Within the template, you will have access to a _pages
variable as a local, which lists all pages. They also get _currentPage
which is just the object according to the page being rendered, and a _next
and _previous
variable, which are the URLs to the next and previous pages.
Each individual post gets a _page
variable added to their rendered front matter, which is a number - the page that post is on.
Also note that you can pass a perPage
option to the pagination
object to define the number of posts you want to be rendered to each page.
Here's an example of how a collection with pagination enabled might look in your configuration:
new Collections({
addDataTo: locals,
collections: {
posts: {
files: 'posts/**',
paginate: {
template: 'posts/_template.sgr',
perPage: 5,
output: (i) => `posts/page${i}.html`
}
}
}
})
More information on pagination options can be found below.

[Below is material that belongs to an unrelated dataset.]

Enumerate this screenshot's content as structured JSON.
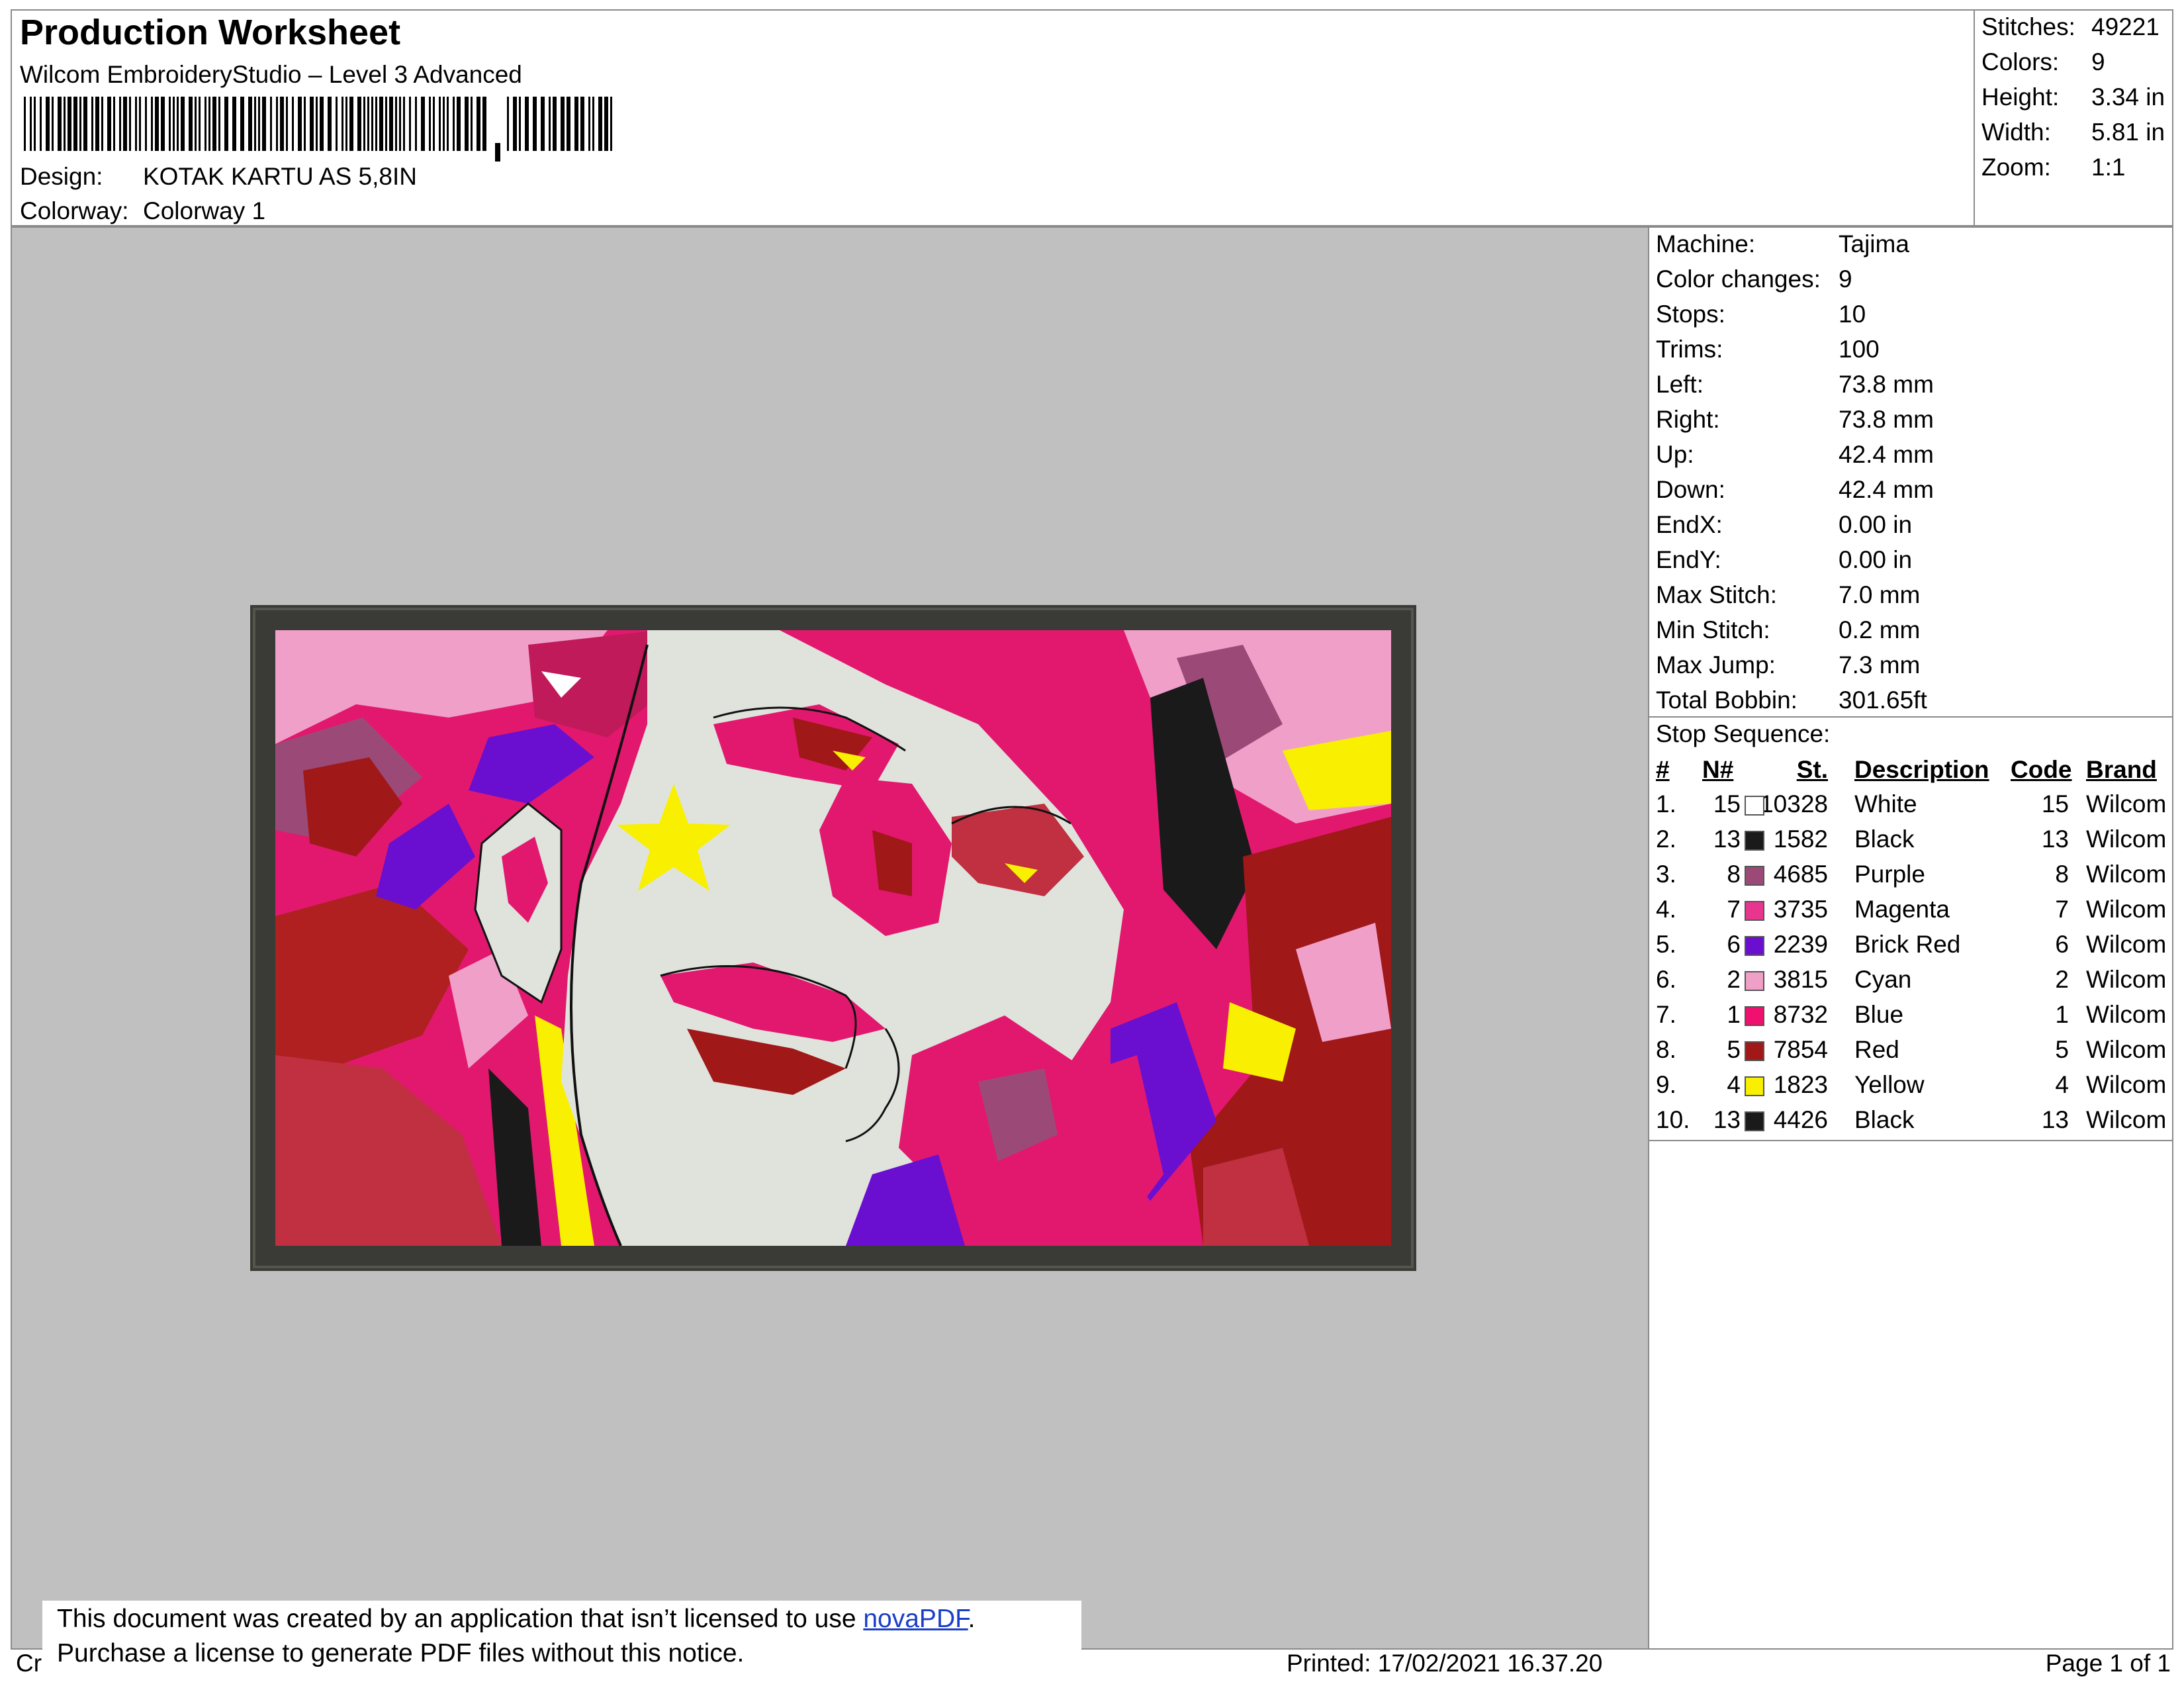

We strongly recommend using reshape templates with a markdown block when trying to write markdown due to the higher flexibility of using full html templates. However, there are some applications such as porting from other systems that require the use of raw markdown files without html layouts at all, and some people just still prefer this method. Spike Collections can handle this case if it is needed using the markdownLayout
option. For example:
new Collections({
addDataTo: locals,
collections: {
posts: {
files: 'posts/**',
markdownLayout: 'layouts/post.html'
}
}
})
The markdownLayout
option is an accepts a glob-compatible path, resolved relative to the project root, pointing to a reshape layout. All front matter locals will be available within the layout, and the contents of the markdown file will be available via an automatically injected _content
local, rendered as html. An example of how a layout might look:
<doctype html>
<html>
<head>
<title>{{ title }}</title>
</head>
<body>
<h1>{{ title }}</h1>
{{{ _content }}}
</body>
</html>
Note that if the markdownLayout
option is present, any file with a .md
or .markdown
extension in your collection folder will be rendered into the layout. Any other file will be rendered as usual.
Name | Description | Default |
---|---|---|
addDataTo | An object that will have collections' data appended to it | |
collections | An object with the keys being the name of your collection, and values as listed below | { posts: { files: posts/** } } |
collections.[name].files | A globstar string relative to the project root matching any files to be processed as posts | |
collections.[name].permalinks | A function that accepts the relative path to a given file and returns a desired output path. | |
collections.[name].transform | A function that accepts the full locals for each post and returns a modified locals object. | |
collections.[name].markdownLayout | Path relative to the project layout specifying a layout file to render any raw markdown files into | |
collections.[name].paginate | Object with keys as described below | |
collections.[name].paginate.perPage | Integer representing the number of posts per page. | 10 |
collections.[name].paginate.template | (required if paginate is provided) Path (relative to the project root) to a template to render additional pages into. | |
collections.[name].paginate.output | (required if paginate is provided) A function that takes a page number and must output a relative destination path for the page |
Drafts are just a folder of content that is ignored and not compiled. It's easy in spike to replicate this functionality using the ignores
configuration. To create a drafts folder, you can do something like this:
module.exports = {
// ...other config..
ignores: ['drafts/**']
}
This will ensure that none of your draft posts are published. To have your drafts compiled, simply remove it from the array, and add the same pattern as a collection.
This is not a fast plugin. It does a lot of reading, writing, and transforming of files. If you are planning on running a large blog with hundreds or thousands of posts, you will probably see the compile time start to suffer. If this is this case, we'd recommend getting your data out of flat files and into a database. Whenever you are dealing with a large volume of data, a database is usually a better bet anyway. Build a light API, hook it up to your database, and pull it in to spike using spike-records instead!